Pierce grew up in a small town in California and was primarily home-schooled as a child. She began playing the violin at age four and was performing professionally by age 11. She entered Princeton University as a mathematics major but also completed a pre-med curriculum. Under the mentorship of Elias Stein and others, her interest turned to pure mathematics. She was valedictorian of the 2002 class of Princeton and a Rhodes Scholar. After two years studying at Oxford University with Roger Heath-Brown, she returned to Princeton for her Ph.D., which she received in 2009 under the direction of Stein. She did postdoctoral work at Oxford, the Institute for Advanced Study, and the Hausdorff Center for Mathematics as a Bonn Junior Fellow.
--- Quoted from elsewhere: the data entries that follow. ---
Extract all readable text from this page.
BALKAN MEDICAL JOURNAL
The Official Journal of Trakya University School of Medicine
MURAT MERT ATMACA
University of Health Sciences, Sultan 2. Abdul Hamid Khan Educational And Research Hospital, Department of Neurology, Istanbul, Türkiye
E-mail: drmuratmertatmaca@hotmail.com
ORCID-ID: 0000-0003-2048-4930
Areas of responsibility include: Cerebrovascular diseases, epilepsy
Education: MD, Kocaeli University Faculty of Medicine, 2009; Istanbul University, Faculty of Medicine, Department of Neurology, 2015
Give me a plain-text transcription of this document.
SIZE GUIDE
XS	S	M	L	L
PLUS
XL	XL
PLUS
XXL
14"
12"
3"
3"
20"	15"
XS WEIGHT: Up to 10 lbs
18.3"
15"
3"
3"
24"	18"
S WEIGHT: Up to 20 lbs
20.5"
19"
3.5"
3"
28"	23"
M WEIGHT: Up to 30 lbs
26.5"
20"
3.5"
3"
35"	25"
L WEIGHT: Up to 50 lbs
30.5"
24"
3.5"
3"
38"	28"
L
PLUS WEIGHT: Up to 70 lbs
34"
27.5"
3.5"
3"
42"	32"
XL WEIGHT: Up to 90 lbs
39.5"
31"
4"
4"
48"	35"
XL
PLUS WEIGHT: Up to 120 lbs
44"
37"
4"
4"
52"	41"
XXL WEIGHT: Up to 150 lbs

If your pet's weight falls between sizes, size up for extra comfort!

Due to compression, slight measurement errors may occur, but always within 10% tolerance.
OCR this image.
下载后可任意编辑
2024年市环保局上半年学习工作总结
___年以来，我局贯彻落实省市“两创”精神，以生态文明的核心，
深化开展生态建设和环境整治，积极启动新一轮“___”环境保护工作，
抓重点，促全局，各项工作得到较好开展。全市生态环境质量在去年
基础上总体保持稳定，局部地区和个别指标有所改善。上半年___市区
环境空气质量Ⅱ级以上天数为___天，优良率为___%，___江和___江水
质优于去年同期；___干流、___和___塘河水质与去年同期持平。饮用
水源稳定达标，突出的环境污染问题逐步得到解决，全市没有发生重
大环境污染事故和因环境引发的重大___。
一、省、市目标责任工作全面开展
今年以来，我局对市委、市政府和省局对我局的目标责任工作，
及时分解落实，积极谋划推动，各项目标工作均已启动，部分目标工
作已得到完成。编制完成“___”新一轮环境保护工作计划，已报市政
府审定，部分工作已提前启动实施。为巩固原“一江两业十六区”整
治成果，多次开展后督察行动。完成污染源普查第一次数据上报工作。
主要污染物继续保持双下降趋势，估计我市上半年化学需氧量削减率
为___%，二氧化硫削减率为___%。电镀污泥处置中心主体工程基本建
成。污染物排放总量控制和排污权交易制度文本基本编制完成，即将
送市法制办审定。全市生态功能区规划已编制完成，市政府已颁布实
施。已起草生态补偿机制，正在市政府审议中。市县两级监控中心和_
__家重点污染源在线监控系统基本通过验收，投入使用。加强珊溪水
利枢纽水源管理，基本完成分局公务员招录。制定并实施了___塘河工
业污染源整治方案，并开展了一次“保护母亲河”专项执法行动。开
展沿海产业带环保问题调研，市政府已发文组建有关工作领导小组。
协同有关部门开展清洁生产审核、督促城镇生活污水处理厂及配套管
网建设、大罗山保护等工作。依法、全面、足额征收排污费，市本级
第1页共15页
She joined the faculty at Duke in 2014, where she is currently the Nicholas J. and Theresa M. Leonardy Associate Professor of Mathematics.

Pierce has received a Marie Curie Fellowship, an NSF Mathematical Sciences Postdoctoral Research Fellowship, an NSF CAREER award, a von Neumann Fellowship at the Institute for Advanced Study, and a Sloan Research Fellowship. She was awarded the AWM Sadosky Research Prize in 2018 and gave an AMS Invited Address at the 2019 Joint Mathematics Meetings (JMM), a Bourbaki Seminar in 2017, and an MAA Invited Address at the 2017 JMM. In addition, this spring she'll present the lecture "Math, Music, History: 300 Years in 30 Minutes" at the 2019 National Math Festival on May 4 in Washington, DC.

Established in 2017, the Joan and Joseph Birman Fellowship for Women Scholars seeks to give exceptionally talented women extra research support during their mid-career years. The primary selection criterion for the Birman Fellowship, which carries a stipend of US$50,000, is the excellence of the candidate's research.